Decide what the horrific element of your story will be. Horror typically involves something supernatural, such as ghosts, vampires or monsters. However, you can also create a horrifying character that is all human, such as the character of Leatherface from "The Texas Chain Saw Massacre," by adding an extra-frightening aspect to him. You want to create a villain that your hero or main character has to come up against and fight to stay alive, or to stay sane.
Develop your protagonists. Make your main characters just as interesting and complex as your horrific villain. Come up with believable characters by creating a background for them that lets readers in on their insecurities. Did their parents die at a young age? Were they abandoned as children? Deliver a main character and supporting characters that add to the story and help you to build on the plot.
Come up with a basic idea of the journey your characters go through in discovering this horrific entity and fighting it. If there is no struggle between the two forces, your story can get boring and readers won't want to read. Whether you place your main character in a haunted house or force him to fight an evil alien on a distant planet, you need to come up with a struggle.
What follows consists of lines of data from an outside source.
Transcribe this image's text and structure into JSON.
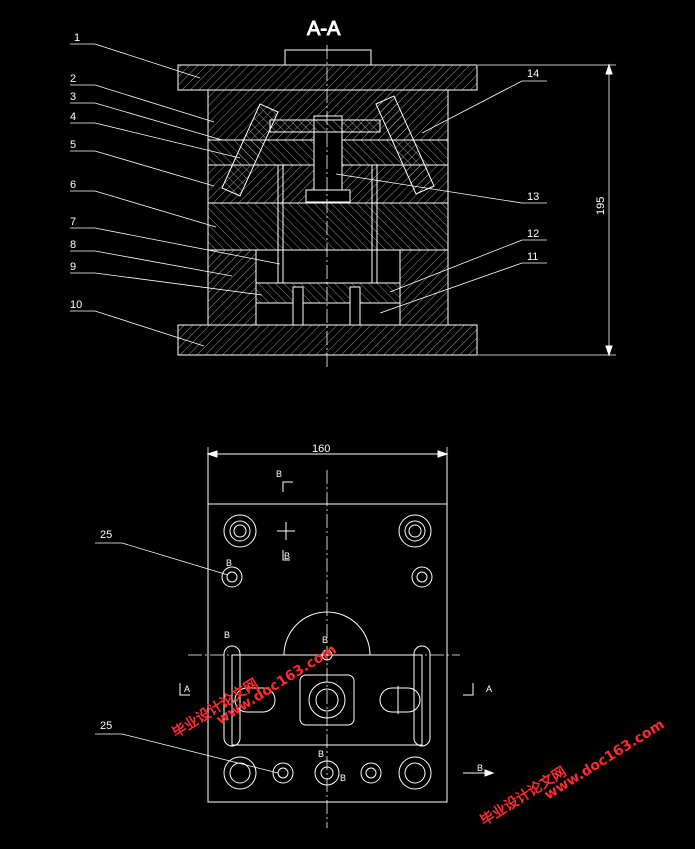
{
  "section_title": "A-A",
  "part_labels": [
    "1",
    "2",
    "3",
    "4",
    "5",
    "6",
    "7",
    "8",
    "9",
    "10",
    "11",
    "12",
    "13",
    "14"
  ],
  "dim_height": "195",
  "dim_width": "160",
  "callout_25a": "25",
  "callout_25b": "25",
  "sec_b_top": "B",
  "sec_b_mid": "B",
  "sec_b_left1": "B",
  "sec_b_left2": "B",
  "sec_b_bot1": "B",
  "sec_b_bot2": "B",
  "sec_b_bot3": "B",
  "sec_b_right": "B",
  "sec_a_left": "A",
  "sec_a_right": "A",
  "watermark_cn": "毕业设计论文网",
  "watermark_url": "www.doc163.com",
  "colors": {
    "background": "#000000",
    "lines": "#ffffff",
    "watermark": "#ff2b2b"
  }
}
Write your story by using a basic outline of the plot points. Perhaps your main character has just bought a haunted house. You don't want to give away all the horrifying elements of the house right away. Use foreshadowing and suspense to build the horror until the climactic end, when the main character has either fought the evil and won, or the other way around.
Read your story. Let others read your story, too. Decide what works and what doesn't. Maybe a description of the horrific element does not quite horrify; tinker with it until it truly comes across the way you want it to. Maybe the ending does not completely satisfy; brainstorm to find another ending that adds a twist to shock the reader, but one that also works with the story. One of the most important parts of fiction writing involves editing your work until every aspect works together to truly engage the reader.